Sera of 20 healthy donors were examined as a control. In order to study the effect of auto-Abs on TyrRS enzymatic activity we purified these Abs from DCM patients’ sera with immunoaffine chromatography and
analyzed their influence on the parameters of aminoacylation reaction of cognated tRNA catalyzed by TyrRS. The increased expression (by 43%) of TyrRS was revealed in total lysates and especially in nuclear subfraction
of DCM-affected cardiomyocytes compared to control. The increased levels of auto-Abs against full-size TyrARS (by 20.5%), against its N-terminal (catalytic) modules (by 21.1%) and C- (non-catalytic) modules (by
29.1%) were found in blood serum of DCM patients, compared with healthy donors.

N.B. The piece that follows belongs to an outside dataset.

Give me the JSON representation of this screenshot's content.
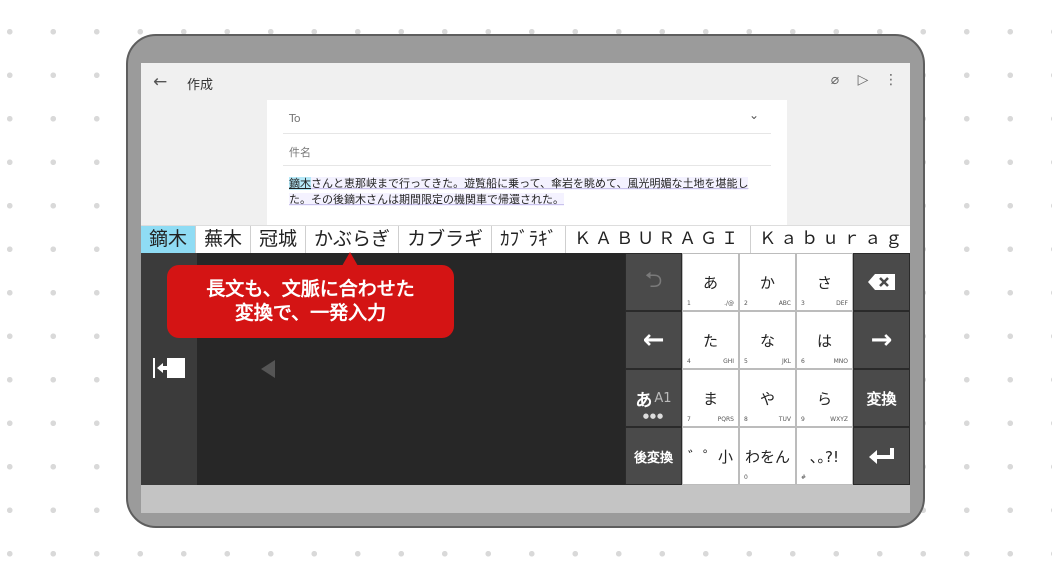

Heat shock proteins (HSP) are a highly conserved family of proteins that are expressed at low level under normal physiological conditions but dramatically increased in response to different cellular online casino stresses. HSPs function primarily as molecular chaperones participating in different intracellular processes: proteins folding, prevention of protein aggregation, transporting of newly synthesized polypeptides to organelles, degradation of miss folding proteins, apoptosis regulation, etc. HSP hyper expression is a substantial mechanism of cytoprotection. Hsp60 one of representatives of HSP-family proteins, that participate in assembling and transporting of mitochondrial proteins and prevention of their aggregation. The aim of investigation was to study the peculiarities of Hsp60 expression and intracellular localization in the heart at dilated cardiomyopathy. In normal cardiomyocytes 70–80% of Hsp60 is located in mitochondria and 20–30% in cytoplasm. In our study we used GroEL – prokaryotic homology of Hsp60 (sequence homology > 50%). Hsp60 expression was evaluated by Western-blot analysis in pathomorphologic specimens of three DCM-affected human myocardia and samples of left ventricular myocardium of three practically healthy men who died from casual trauma as a control. The expression Hsp60 at mRNA level was determined by 3T-PCR. Anti-Hsp60 autoantibodies (autoAB) level was determined by ELISA method in sera of 24 DCM patients and 38 healthy donors as a control. We revealed no
differences in anti-Hsp60 autoAB”s level (both IgG and IgM) in DCM patients” and healthy donors sera. The results show the increased expression of Hsp60 in human DCM myocardium total lysates (more than twice –
2.36) compared to normal. It was also revealed the Hsp60 intracellular re-distribution at DCM – augmentation in mitochondrial (for 66%) and decrease in cytoplasmic fraction (for 59%) compared to normal hearts.